Beth Brannon and her husband, Broadus, recently returned from a culinary trip to the Burgundy region of France led by local chef Mark Rosenstein and local Burgundy wine importer Steve Pignatiello. “For us, it was the ultimate travel experience,” Brannon said. “We’ve always enjoyed food and wine, and to be able to go to an area like Burgundy and have hands-on cooking classes with a great chef was just wonderful.”

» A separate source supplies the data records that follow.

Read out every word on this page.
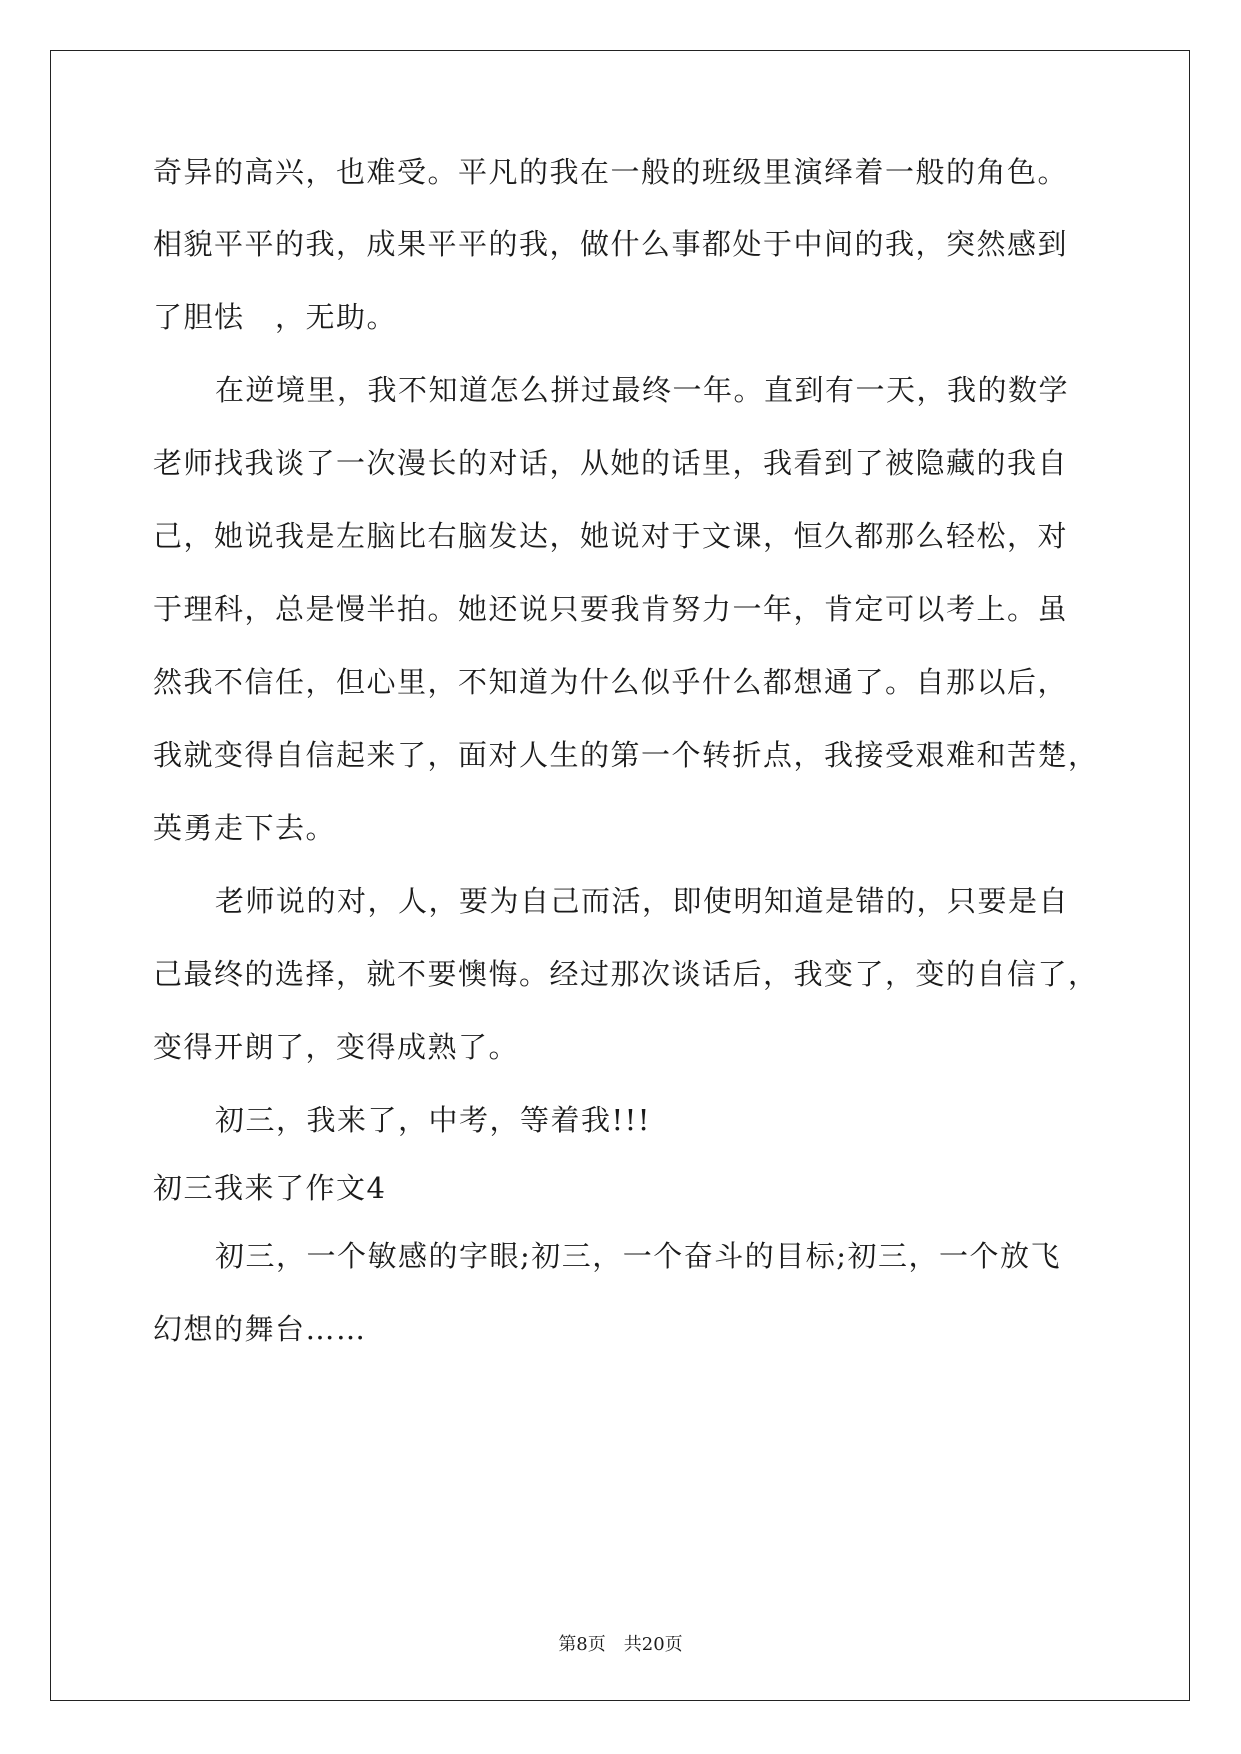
奇异的高兴，也难受。平凡的我在一般的班级里演绎着一般的角色。
相貌平平的我，成果平平的我，做什么事都处于中间的我，突然感到
了胆怯　，无助。
在逆境里，我不知道怎么拼过最终一年。直到有一天，我的数学
老师找我谈了一次漫长的对话，从她的话里，我看到了被隐藏的我自
己，她说我是左脑比右脑发达，她说对于文课，恒久都那么轻松，对
于理科，总是慢半拍。她还说只要我肯努力一年，肯定可以考上。虽
然我不信任，但心里，不知道为什么似乎什么都想通了。自那以后，
我就变得自信起来了，面对人生的第一个转折点，我接受艰难和苦楚，
英勇走下去。
老师说的对，人，要为自己而活，即使明知道是错的，只要是自
己最终的选择，就不要懊悔。经过那次谈话后，我变了，变的自信了，
变得开朗了，变得成熟了。
初三，我来了，中考，等着我!!!
初三我来了作文4
初三，一个敏感的字眼;初三，一个奋斗的目标;初三，一个放飞
幻想的舞台……
第8页　共20页
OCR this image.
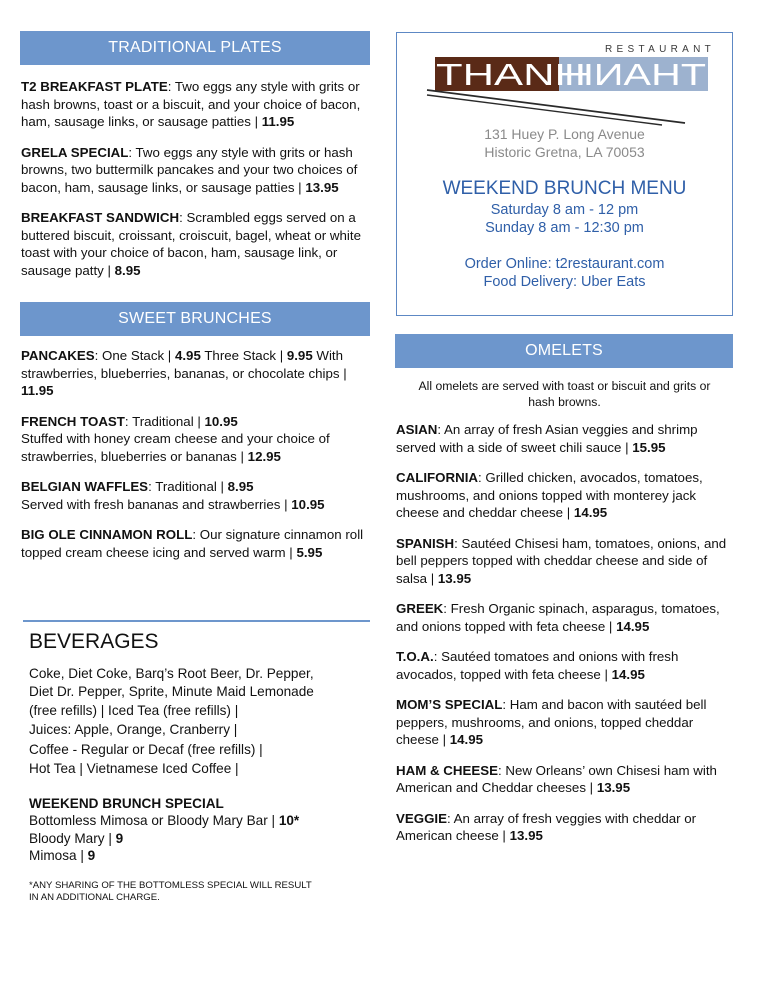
TRADITIONAL PLATES

T2 BREAKFAST PLATE: Two eggs any style with grits or hash browns, toast or a biscuit, and your choice of bacon, ham, sausage links, or sausage patties | 11.95

GRELA SPECIAL: Two eggs any style with grits or hash browns, two buttermilk pancakes and your two choices of bacon, ham, sausage links, or sausage patties | 13.95

BREAKFAST SANDWICH: Scrambled eggs served on a buttered biscuit, croissant, croiscuit, bagel, wheat or white toast with your choice of bacon, ham, sausage link, or sausage patty | 8.95

SWEET BRUNCHES

PANCAKES: One Stack | 4.95 Three Stack | 9.95 With strawberries, blueberries, bananas, or chocolate chips | 11.95

FRENCH TOAST: Traditional | 10.95
Stuffed with honey cream cheese and your choice of strawberries, blueberries or bananas | 12.95

BELGIAN WAFFLES: Traditional | 8.95
Served with fresh bananas and strawberries | 10.95

BIG OLE CINNAMON ROLL: Our signature cinnamon roll topped cream cheese icing and served warm | 5.95

BEVERAGES
Coke, Diet Coke, Barq’s Root Beer, Dr. Pepper,
Diet Dr. Pepper, Sprite, Minute Maid Lemonade
(free refills) | Iced Tea (free refills) |
Juices: Apple, Orange, Cranberry |
Coffee - Regular or Decaf (free refills) |
Hot Tea | Vietnamese Iced Coffee |
WEEKEND BRUNCH SPECIAL
Bottomless Mimosa or Bloody Mary Bar | 10*
Bloody Mary | 9
Mimosa | 9
*ANY SHARING OF THE BOTTOMLESS SPECIAL WILL RESULT
IN AN ADDITIONAL CHARGE.
THANH
THANH
RESTAURANT
131 Huey P. Long Avenue
Historic Gretna, LA 70053
WEEKEND BRUNCH MENU
Saturday 8 am - 12 pm
Sunday 8 am - 12:30 pm
Order Online: t2restaurant.com
Food Delivery: Uber Eats
OMELETS
All omelets are served with toast or biscuit and grits or
hash browns.

ASIAN: An array of fresh Asian veggies and shrimp served with a side of sweet chili sauce | 15.95

CALIFORNIA: Grilled chicken, avocados, tomatoes, mushrooms, and onions topped with monterey jack cheese and cheddar cheese | 14.95

SPANISH: Sautéed Chisesi ham, tomatoes, onions, and bell peppers topped with cheddar cheese and side of salsa | 13.95

GREEK: Fresh Organic spinach, asparagus, tomatoes, and onions topped with feta cheese | 14.95

T.O.A.: Sautéed tomatoes and onions with fresh avocados, topped with feta cheese | 14.95

MOM’S SPECIAL: Ham and bacon with sautéed bell peppers, mushrooms, and onions, topped cheddar cheese | 14.95

HAM & CHEESE: New Orleans’ own Chisesi ham with American and Cheddar cheeses | 13.95

VEGGIE: An array of fresh veggies with cheddar or American cheese | 13.95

“With a little bit of knowledge and instruction, people can really increase their enjoyment of food and wine,” said Rosenstein, chef/owner of Asheville’s The Market Place. “In Burgundy, the food was unforgettable, from simple grilled entrees with wines from the 1980s to dinner at a three-star restaurant paired with a 30-year-old Chablis.”
Rosenstein based the menus on the local markets, using whatever the local farmers had picked that day. “We would go in the morning and select the ingredients and take them to the home of a winemaker,” Brannon says. “Some of the winemakers shared wines from their private reserves that aren’t available in the United States. It was a fantastic experience.”
Rosenstein and Pignatiello aren’t the only food experts from here leading tours aboard.
“We have gone to Provence and Tuscany,” said Laurey Masterton of Asheville’s Laurey’s Catering, who with partner Monroe Moore runs Delicious Expeditions, specializing in trips to France and Italy.
“We take a group of 10 people, and we go when it’s not crowded,” Masterton said. “There’s nothing worse than being somewhere and seeing a bus full of people pull up led by someone with a megaphone.
Their next trip is to Tuscany. “And we’ll be there in time for the grape harvest and to see the olive oil being pressed,” Masterton said.
Rosenstein plans to return to Burgundy with Pignatiello two or three times next year, as well as lead trips to the pinot noir country of Oregon’s Willamette Valley next month and again in 2006.
Beth Brannon says she took a lot of knowledge away from the experience that applies to cooking back home. “We really learned that even with simple foods, the freshest ingredients and the right sauce can enhance the food. The sauce is the bridge between the food and the wines.”
Rick McDaniel writes about food and cooking for the Citizen-Times.